To begin with, let’s have a look at some of the language I’m referring to:
And I suspect the immediate material effects of the current troubles – less availablity of credit and an economic slowdown – will now be cured by the passage of time. The longer-lasting, deeper effect of this crisis is that it’s undermined capitalist ideology.
Instead, I suspect the biggest crisis might be an ideological one, not a material one – because the stories themore dogmatic defenders of free markets tell no longer seem so plausible
The crisis is very much a material one, through and through. In relative terms, capitalism is not seeing its ideology challenged at all. Socialism, the only alternative narrative and the very ideology which united millions against the exploitation of capitalism, both as it completed the first round of globalisation in 1890s and as it receded in the inter-war years, is still prostrate. Outside of the tranquil storm-haven represented by the West, the material problems thrown up by this crisis are self-evident.
First of all, even in the West entire communities have been suffering as the towns created and made economical on the back of low building costs and the cheap availability of credit implode. Outside the West, we’ve seen food riots in Italy, Yemen, Egypt, Morocco, India, Bangladesh, Indonesia, most of West Africa, Mozambique, Mexico, Haiti and, believe it or not, in one town in California where supermarket managers put a cap on the price of staple foods. As with energy prices and oil prices, these are related to the credit crunch.
With the beginnings of the collapse in the ill-considered lending and real-estate policies of the major credit institutions (fronted by the other banks they lent to), there began a trend to pull money out and invest it elsewhere. This has led to intense speculation in commodities futures, particularly food, energy and gold. Even the World Bank has published an estimate which reckons that 100 million people are on the verge of starvation.
It’s not likely to slow down yet either: with inflation well above the interest rates, pension funds, hedge funds and every investor and his mother will be jumping their investments from point to point, in search of ever higher returns. The rapidity of this process explains how the masssive price rises seemed to spring out of nowhere for anyone who hasn’t been watching the early unfolding of this in rising oil prices (as a hedge) and rather unconsidered (but economically justifiable) sub-prime lending policies.

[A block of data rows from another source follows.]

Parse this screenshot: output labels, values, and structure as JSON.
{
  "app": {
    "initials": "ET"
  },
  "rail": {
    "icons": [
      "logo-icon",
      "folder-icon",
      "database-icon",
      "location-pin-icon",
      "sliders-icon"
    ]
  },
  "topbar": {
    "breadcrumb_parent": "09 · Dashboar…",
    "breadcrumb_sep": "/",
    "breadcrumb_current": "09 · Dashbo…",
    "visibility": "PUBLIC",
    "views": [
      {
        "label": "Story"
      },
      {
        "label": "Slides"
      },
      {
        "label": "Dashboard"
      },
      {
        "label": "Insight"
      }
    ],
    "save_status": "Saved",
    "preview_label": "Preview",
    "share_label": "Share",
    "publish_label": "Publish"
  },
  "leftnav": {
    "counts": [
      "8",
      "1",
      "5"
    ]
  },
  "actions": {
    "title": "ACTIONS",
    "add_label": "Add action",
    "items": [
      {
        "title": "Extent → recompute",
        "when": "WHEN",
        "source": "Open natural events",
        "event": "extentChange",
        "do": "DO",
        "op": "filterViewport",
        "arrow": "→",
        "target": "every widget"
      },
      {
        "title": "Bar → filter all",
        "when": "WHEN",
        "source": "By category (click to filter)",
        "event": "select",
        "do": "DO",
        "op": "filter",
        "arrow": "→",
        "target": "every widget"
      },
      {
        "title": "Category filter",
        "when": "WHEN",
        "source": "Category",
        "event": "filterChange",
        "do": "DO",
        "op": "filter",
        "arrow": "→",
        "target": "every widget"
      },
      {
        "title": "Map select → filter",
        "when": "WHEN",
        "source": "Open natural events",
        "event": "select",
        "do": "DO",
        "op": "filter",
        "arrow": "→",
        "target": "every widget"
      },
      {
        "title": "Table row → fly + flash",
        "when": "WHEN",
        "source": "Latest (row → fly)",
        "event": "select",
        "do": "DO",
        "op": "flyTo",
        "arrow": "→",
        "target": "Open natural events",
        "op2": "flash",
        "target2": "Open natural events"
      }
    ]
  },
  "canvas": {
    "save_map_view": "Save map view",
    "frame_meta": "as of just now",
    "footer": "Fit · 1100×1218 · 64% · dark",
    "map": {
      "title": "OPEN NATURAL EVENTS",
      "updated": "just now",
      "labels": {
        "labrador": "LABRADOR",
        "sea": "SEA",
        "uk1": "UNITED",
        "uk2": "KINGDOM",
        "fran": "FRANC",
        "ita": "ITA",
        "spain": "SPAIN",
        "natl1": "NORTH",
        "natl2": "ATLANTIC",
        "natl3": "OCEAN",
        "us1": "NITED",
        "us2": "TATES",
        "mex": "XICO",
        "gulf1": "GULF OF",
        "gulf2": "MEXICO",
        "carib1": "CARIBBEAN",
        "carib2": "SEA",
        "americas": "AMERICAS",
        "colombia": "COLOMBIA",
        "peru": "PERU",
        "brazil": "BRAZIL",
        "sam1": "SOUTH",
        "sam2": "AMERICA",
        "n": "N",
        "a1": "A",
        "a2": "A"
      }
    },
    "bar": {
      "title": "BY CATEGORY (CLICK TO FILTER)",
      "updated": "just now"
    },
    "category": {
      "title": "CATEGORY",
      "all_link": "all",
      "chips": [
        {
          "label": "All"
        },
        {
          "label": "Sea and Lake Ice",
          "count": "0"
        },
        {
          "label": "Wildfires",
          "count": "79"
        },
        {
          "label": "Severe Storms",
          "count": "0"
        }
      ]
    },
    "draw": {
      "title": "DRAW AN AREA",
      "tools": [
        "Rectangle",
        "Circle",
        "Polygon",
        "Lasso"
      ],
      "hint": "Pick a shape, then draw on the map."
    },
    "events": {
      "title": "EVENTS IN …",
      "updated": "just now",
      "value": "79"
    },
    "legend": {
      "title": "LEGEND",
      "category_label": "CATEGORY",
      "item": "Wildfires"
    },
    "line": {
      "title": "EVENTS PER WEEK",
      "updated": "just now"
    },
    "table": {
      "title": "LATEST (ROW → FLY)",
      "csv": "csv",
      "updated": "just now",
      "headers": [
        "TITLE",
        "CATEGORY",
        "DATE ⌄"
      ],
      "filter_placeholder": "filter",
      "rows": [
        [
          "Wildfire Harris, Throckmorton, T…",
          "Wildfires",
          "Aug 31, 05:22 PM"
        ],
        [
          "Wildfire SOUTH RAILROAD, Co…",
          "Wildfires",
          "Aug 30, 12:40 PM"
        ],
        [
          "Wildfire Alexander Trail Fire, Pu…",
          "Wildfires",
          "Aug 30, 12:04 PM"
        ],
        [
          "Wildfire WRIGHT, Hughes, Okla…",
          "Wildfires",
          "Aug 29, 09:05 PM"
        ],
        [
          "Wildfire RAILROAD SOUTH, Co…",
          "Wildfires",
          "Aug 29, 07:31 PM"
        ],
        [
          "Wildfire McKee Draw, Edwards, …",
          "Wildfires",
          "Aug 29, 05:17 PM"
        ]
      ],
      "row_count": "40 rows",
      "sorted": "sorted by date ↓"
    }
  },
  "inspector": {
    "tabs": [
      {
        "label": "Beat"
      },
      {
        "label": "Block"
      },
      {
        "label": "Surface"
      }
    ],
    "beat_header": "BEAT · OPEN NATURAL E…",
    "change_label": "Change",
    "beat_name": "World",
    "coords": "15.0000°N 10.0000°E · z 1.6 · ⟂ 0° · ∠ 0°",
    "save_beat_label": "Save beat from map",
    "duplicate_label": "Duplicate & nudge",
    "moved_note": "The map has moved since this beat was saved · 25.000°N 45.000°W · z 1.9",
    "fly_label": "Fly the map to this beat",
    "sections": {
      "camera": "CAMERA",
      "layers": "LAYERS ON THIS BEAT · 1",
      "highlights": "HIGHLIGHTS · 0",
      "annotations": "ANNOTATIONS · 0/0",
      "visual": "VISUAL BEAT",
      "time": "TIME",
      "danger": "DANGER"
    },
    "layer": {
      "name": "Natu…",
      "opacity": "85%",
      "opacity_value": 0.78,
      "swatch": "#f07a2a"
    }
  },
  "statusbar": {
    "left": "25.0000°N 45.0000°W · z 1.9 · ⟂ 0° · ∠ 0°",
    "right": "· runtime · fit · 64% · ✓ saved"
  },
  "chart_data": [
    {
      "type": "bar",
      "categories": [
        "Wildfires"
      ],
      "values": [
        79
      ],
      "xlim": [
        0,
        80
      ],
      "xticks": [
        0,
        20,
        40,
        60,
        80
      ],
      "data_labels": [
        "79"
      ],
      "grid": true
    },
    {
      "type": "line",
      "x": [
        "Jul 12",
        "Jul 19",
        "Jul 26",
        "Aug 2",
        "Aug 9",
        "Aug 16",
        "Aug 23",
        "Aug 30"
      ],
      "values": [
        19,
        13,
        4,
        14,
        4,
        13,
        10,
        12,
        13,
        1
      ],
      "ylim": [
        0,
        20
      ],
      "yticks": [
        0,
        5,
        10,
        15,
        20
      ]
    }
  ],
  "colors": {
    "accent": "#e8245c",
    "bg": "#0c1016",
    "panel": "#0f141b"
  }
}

Inevitably capitalism will recover over time; no crisis is insurmountable – but the price for this capital reorganisation are the lives of millions of people in the developing world, not to mention those on the bottom rung of Western society. So I’m not quite so willing as S&M to write the whole thing off as more ideological than material. State interventions, whether nationalisation, the intervention of the US Treasury to support the Fed – mirrored in Russia and elsewhere, or through Sovereign Wealth Funds, is not an ideological challenge to capitalism either.
It will ameliorate things: the US Congress is putting togetherr a plan that would see the worst risk assets bought out from the private market – in effect nationalising bad debts in an effort to refloat the credit market. Nevertheless, bearing in mind the colossal sums – seven hundred billion dollars in the US case – we’re referring to, this is in effect the last ditch effort of the central banks before a massive and lasting recession sets in (in the process massively hitting labour costs) and readjusts the whole market.
For the Left it is easy to make comparisons between Western governments bailing out their banks and failing to offer any commensurable assistance to the people who are being hit by this – and in so saying, we are absolutely correct. However are we going to reduce ourselves to calling for a new welfare state? That is not compatible with the current incarnation of capitalism, and it will not be delivered from on high. In fact to achieve it, the late 1970s and 1980s would have to be fought again – and we’d have to win.
Thus when S&M says such things as this…
If the state can spend billions bailing out banks, it can spend billions bailing out people too. If a big welfare state is good enough for capitalists, it’s good enough for workers. Standard arguments against welfare states – that they are expensive, dampen incentives and that people should stand on their own two feet – have been gravely undermined.
…I’m inclined to think that for all the accusations about a rudimentary grasp of economics on the part of the Left, perhaps Stumbling and Mumbling needs to concentrate a little more on political realities and the underpinning theories which explain those realities. I myself support the creation of a new welfare state – from the windfall tax on energy companies right the way up to full employment and free education. However this is not all that S&M is suggesting. We must apparently;
Recognize that markets have a role. The state cannot – and perhaps (pdf) should not – manage the economy to remove all fluctuations. What it should do is help protect people from the consequences of downturns.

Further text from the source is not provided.